Date and venue
- Final: 14 October 2012;
- Venue: KBS Concert Hall,; Seoul, South Korea;

Organisation
- Executive supervisor: Hanizah Hamzah
- Host broadcaster: Korean Broadcasting System (KBS)
- Presenters: Han Seok Joon; Jamaica dela Cruz;

Participants
- Number of entries: 11
- Debuting countries: Afghanistan; Australia; China; Hong Kong; Indonesia; Japan; Malaysia; Singapore; South Korea; Sri Lanka; Vietnam;
- Participation map Participating countries;

= ABU TV Song Festival 2012 =

Song festival in Seoul, South Korea

The ABU TV Song Festival 2012 was the first annual edition of the ABU TV Song Festivals. The festival, which was non-competitive, took place in the KBS Concert Hall, located in the South Korean capital of Seoul and coincided with the 49th general assembly of the Asia-Pacific Broadcasting Union (ABU). Eleven countries confirmed their participation in the first edition of the competition.

The Asia-Pacific Broadcasting Union (ABU) had previously run international contests, inspired by the Eurovision Song Contest, for their members during 1985 - 1987. The European Broadcasting Union had proposed a partnership with the ABU in 2008 to establish the Asiavision Song Contest, however these talks never produced any results. The ABU announced in 2011 that they would organise their own ABU Radio and TV Song Festivals.

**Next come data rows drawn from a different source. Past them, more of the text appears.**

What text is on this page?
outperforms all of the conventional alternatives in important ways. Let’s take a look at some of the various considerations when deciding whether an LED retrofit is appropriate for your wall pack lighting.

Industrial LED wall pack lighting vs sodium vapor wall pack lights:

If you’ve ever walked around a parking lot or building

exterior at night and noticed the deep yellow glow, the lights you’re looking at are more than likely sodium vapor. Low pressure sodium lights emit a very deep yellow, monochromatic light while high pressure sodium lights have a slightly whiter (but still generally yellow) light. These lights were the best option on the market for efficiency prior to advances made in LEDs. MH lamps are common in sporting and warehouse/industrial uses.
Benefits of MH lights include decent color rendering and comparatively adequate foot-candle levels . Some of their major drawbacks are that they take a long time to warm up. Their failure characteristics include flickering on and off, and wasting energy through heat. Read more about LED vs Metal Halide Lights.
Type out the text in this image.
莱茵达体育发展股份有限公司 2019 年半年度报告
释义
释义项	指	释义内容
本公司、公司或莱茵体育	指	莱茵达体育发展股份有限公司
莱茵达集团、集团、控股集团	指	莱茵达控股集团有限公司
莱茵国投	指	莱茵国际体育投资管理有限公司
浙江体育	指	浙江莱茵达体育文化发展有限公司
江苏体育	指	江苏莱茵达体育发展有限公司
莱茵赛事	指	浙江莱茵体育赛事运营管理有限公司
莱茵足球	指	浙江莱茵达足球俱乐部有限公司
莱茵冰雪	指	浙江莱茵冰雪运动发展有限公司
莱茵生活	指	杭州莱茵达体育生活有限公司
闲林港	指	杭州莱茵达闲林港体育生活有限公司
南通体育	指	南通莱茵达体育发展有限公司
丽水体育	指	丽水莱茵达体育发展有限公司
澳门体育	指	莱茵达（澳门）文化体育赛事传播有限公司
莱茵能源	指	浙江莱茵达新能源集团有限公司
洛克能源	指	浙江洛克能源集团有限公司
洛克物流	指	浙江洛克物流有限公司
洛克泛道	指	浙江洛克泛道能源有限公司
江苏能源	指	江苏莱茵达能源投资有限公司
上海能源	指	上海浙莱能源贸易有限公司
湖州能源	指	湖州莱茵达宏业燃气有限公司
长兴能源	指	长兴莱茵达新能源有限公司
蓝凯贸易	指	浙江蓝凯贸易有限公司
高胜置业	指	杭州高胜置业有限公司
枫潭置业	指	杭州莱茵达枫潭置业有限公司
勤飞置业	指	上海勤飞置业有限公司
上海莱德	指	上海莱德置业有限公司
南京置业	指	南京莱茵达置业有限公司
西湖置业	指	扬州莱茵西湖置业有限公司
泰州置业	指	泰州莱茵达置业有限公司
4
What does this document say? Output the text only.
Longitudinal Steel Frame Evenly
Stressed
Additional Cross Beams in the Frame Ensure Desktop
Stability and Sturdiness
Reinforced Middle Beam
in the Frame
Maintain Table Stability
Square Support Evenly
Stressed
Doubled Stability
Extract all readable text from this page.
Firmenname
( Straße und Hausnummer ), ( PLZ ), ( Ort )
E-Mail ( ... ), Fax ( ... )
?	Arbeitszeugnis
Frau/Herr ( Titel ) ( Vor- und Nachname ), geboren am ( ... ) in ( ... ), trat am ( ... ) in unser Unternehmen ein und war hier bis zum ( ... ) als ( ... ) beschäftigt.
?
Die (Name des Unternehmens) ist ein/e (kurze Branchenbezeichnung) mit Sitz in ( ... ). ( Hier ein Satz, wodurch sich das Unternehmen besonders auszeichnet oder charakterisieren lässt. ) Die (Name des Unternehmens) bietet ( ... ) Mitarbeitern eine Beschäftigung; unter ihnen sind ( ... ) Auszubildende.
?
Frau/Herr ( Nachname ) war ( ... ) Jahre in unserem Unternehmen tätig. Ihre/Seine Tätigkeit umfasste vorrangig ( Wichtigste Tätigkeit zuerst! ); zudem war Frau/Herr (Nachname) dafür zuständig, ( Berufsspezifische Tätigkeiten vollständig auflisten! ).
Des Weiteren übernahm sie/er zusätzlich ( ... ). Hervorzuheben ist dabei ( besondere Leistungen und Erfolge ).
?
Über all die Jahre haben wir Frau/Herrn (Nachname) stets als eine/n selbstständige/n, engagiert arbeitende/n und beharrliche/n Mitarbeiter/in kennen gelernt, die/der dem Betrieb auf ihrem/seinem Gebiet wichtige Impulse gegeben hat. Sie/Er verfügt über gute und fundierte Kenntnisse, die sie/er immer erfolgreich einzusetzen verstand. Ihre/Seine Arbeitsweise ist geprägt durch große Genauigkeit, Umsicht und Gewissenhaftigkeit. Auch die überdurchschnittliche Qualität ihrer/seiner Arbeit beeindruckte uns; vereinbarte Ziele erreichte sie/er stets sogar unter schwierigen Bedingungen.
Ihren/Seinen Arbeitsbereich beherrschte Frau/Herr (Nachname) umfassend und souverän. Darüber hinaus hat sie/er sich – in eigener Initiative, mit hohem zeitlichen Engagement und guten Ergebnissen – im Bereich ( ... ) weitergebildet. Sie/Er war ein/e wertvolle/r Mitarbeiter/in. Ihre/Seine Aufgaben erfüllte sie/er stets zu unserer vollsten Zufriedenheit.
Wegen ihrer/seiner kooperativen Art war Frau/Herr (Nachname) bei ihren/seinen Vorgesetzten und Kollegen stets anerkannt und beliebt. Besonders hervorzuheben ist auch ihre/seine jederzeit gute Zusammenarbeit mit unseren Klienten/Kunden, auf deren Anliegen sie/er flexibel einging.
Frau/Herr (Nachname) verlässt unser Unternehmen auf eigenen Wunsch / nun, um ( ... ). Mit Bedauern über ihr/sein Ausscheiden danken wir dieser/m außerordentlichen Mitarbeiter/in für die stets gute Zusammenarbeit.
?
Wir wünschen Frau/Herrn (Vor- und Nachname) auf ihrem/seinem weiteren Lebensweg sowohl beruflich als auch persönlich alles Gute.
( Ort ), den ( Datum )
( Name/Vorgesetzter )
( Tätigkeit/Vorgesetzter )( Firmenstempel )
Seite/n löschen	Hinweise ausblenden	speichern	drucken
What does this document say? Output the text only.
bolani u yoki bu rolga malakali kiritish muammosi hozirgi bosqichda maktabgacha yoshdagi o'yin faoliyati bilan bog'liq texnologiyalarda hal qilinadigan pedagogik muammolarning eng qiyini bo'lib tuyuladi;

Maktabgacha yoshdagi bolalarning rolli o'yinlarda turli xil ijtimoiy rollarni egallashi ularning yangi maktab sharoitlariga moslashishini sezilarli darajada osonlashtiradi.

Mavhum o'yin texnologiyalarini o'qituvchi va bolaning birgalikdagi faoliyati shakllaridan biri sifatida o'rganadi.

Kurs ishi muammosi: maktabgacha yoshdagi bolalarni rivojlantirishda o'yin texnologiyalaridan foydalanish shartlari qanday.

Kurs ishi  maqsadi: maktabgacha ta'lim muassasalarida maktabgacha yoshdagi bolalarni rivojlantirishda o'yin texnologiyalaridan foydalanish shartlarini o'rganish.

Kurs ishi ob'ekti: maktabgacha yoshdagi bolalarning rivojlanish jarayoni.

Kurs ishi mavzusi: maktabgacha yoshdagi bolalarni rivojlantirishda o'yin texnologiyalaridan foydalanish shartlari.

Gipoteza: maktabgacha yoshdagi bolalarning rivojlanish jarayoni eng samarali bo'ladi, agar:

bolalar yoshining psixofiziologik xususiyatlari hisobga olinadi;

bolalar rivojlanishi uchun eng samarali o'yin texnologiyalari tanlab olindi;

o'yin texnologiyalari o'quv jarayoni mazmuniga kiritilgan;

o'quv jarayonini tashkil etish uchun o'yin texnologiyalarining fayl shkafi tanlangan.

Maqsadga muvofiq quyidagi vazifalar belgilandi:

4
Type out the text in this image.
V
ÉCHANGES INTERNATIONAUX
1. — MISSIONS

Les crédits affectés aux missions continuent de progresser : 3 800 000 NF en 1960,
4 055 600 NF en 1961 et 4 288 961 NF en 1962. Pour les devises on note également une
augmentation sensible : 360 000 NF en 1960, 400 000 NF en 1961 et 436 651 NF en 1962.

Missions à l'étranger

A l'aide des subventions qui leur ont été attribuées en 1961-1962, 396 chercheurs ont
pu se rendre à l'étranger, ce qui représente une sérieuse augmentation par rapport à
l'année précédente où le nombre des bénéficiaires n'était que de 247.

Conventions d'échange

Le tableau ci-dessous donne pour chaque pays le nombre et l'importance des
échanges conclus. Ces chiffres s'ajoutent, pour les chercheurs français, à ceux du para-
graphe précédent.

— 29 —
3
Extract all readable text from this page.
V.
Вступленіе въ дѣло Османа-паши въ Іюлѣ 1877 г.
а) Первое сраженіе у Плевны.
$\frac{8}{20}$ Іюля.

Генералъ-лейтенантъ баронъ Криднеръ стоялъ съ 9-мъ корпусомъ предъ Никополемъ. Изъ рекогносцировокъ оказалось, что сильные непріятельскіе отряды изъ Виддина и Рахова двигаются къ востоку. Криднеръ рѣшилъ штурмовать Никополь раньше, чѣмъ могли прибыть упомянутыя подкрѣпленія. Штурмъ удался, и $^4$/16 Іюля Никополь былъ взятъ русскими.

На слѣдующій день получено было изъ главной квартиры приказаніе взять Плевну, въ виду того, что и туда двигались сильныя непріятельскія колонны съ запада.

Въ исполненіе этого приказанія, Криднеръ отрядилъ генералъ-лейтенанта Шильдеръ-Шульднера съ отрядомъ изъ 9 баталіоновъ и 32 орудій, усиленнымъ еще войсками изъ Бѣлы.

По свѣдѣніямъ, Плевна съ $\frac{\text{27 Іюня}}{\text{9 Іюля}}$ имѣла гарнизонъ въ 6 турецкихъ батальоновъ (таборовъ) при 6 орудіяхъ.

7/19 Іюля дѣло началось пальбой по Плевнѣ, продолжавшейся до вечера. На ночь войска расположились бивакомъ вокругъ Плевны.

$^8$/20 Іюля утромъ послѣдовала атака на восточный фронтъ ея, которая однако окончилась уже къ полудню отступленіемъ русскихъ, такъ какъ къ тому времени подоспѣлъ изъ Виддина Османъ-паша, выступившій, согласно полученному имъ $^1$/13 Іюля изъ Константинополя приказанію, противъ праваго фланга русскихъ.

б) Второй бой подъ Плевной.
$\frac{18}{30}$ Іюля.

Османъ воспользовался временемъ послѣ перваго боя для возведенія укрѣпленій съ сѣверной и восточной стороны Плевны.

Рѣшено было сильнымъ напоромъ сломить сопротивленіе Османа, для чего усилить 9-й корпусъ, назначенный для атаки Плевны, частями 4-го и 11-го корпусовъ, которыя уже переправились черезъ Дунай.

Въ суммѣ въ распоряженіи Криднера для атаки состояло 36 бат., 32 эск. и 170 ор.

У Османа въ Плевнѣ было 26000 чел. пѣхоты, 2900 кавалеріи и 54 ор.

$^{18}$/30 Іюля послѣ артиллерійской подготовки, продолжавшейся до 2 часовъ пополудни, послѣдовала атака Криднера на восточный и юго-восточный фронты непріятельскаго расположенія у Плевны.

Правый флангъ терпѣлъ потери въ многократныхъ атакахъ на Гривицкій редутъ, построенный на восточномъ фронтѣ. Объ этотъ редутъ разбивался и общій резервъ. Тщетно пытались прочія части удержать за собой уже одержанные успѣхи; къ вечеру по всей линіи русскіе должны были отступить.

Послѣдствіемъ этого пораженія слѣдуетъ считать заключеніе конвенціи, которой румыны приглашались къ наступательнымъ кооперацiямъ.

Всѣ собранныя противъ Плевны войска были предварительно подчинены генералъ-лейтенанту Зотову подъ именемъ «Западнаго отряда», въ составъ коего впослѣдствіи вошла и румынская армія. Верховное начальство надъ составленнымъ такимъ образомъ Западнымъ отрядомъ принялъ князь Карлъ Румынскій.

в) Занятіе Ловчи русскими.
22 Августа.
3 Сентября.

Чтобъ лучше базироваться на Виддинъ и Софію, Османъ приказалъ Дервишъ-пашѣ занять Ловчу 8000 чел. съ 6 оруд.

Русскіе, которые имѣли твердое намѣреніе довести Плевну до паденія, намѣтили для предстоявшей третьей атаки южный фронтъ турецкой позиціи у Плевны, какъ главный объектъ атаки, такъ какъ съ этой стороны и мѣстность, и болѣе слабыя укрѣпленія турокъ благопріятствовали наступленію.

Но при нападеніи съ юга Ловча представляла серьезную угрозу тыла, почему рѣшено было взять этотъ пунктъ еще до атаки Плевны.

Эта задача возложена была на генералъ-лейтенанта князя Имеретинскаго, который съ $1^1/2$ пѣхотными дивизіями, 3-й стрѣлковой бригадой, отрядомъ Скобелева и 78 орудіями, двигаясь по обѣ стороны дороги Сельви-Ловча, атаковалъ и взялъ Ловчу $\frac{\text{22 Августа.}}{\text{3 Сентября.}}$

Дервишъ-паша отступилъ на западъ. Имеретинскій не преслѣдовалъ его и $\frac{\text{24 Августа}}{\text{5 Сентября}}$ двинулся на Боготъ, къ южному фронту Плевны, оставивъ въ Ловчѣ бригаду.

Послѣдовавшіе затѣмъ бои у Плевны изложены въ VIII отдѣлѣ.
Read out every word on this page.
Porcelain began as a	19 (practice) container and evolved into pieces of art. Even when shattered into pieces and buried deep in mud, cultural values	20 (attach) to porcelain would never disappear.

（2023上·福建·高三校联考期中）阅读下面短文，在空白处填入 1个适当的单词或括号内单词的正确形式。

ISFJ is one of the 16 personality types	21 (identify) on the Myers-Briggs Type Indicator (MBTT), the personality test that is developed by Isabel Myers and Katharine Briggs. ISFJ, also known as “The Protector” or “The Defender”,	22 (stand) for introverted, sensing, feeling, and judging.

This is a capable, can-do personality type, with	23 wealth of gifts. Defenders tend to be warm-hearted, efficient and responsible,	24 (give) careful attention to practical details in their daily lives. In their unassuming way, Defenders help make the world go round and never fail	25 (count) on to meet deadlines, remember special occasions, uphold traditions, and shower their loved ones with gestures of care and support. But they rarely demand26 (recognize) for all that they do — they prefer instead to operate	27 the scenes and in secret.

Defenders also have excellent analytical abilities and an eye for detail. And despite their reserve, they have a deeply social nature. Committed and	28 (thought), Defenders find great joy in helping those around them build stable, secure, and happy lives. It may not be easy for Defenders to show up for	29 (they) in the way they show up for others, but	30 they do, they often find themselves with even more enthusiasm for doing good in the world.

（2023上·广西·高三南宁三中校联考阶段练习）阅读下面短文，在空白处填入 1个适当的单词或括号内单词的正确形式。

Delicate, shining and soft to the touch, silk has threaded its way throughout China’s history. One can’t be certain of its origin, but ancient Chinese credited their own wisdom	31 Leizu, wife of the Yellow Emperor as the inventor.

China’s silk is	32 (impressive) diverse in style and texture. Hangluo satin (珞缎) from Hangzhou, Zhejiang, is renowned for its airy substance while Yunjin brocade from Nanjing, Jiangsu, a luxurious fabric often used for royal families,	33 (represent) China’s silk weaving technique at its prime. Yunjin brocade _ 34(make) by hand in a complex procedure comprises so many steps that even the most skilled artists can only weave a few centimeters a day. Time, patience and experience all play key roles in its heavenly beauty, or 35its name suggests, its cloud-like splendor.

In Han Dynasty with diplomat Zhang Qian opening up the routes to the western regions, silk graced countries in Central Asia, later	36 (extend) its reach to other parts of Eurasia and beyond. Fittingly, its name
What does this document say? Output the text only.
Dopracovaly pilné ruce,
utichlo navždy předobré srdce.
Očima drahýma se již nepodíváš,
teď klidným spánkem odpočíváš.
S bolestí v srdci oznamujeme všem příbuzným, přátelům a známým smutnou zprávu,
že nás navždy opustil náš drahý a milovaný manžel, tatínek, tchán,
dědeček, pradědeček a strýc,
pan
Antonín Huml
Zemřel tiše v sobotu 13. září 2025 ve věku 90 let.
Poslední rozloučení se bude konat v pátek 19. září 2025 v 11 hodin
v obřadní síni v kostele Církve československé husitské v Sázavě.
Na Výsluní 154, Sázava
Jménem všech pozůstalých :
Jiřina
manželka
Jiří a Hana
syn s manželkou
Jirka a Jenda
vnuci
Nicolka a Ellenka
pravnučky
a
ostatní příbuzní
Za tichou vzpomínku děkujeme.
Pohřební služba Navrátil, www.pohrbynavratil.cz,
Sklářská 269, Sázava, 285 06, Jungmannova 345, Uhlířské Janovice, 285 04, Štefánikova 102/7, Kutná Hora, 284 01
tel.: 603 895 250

The format used was different from that of the Eurovision Song Contest, as there were two festivals that took place. The ABU TV Song Festival was a non-competitive musical gala orientated, while the Radio Song Festival was competitive. The festival was not aired live by any of the competing broadcasters, but was scheduled to be broadcast between October and November 2012.

== History ==

The Asia-Pacific Broadcasting Union (ABU) had already run an international song contest for its members inspired by the Eurovision Song Contest in 1985 - 1987, called the ABU Popular Song Contest, with 14 countries of the Asia-Pacific region competing. The show had a similar concept to the current festivals with winners being chosen by a professional jury. South Korea, New Zealand and Australia celebrated victories in this competition. In 1989 - 1991 ABU co-produced the ABU Golden Kite World Song Festival in Malaysia with participation of Asia-Pacific countries, as well as Yugoslavia and Finland.

In 2008, the European Broadcasting Union (EBU) proposed a partnership with ABU on the establishment of an Asiavision Song Contest, however these talks didn't produce any result, and in September 2008 it was announced that the Eurovision Song Contest format for Asian production had been sold to a private company from Singapore, Asiavision Pte. Ltd. The original name intended for that event was Asiavision Song Contest, but it was later changed to Our Sound - The Asia-Pacific Song Contest following a request from the ABU, who uses the Asiavision name for their news exchange service. Initially, the contest (which was supposed to be a two program live broadcast TV show with public voting) was set to premiere in 2009, but it was later rescheduled for March 2010 in Macao and then for November 2010 in Mumbai, at the end being postponed indefinitely "due to the ongoing issues between the organizers and EBU".

Shortly before launching the ABU Song Festival, the ABU had been considering the possibility to organize the ABU ASEAN TV Song Festival in Thailand. Historically, ASEAN song contests had been organized in periods between 1981 and 1997, however since 2011 the ASEAN Festival had been organized between local Radio stations as Bintang Radio ASEAN.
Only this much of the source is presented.